Monday, 27 August 2012

"Plenty of People Are Working Today"

"They have to."

As Sunita has just informed Karl on Coronation Street.

Quite so. In Britain, with our pointless celebrations of the mere fact that the banks are on holiday, public holidays do not apply to people who are too public in anything other than the schooling sense of the word. Nowhere else on earth is like that, because everywhere else has proper holidays, celebrating specific things that really matter.

Keep Christmas and Easter. And New Year (or Heathmas, as it sometimes called), if you must, although the Epiphany would be better. Bring back the real Whit Monday, making an even stronger case for abolishing Heathmas by also having abolished Wilsontide, and making it easier to get on with reading and teaching Philip Larkin without having to explain what the title of his best collection means. 

Get rid of all of the others and replace them with Saint George's Day, Saint Andrew's Day, Saint David's Day and Saint Patrick's Day.
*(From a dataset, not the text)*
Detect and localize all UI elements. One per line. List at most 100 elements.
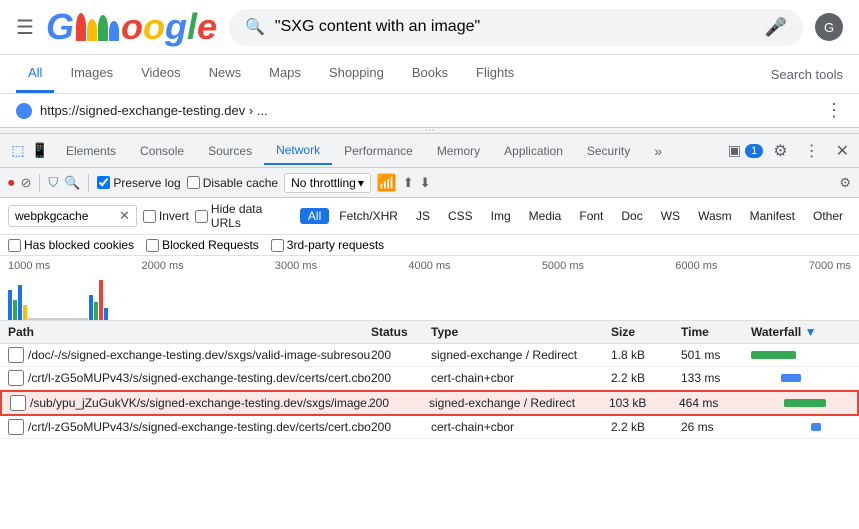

A heavy concentration in this Islands' incomparable Spring and early Summer. Something distinctive about each of them: Guinness, leeks, haggis, whatever, although I admit that it is difficult to think what the English one might be. A self-interested basis for popular Unionism in perpetuity. One on 30th November, before which nothing related to Christmas would intrude, just as it does not before Thanksgiving in the United States.

And no excuse for making the common people work on these days anyway because, after all, they do not really mean anything. Each of these really would mean something.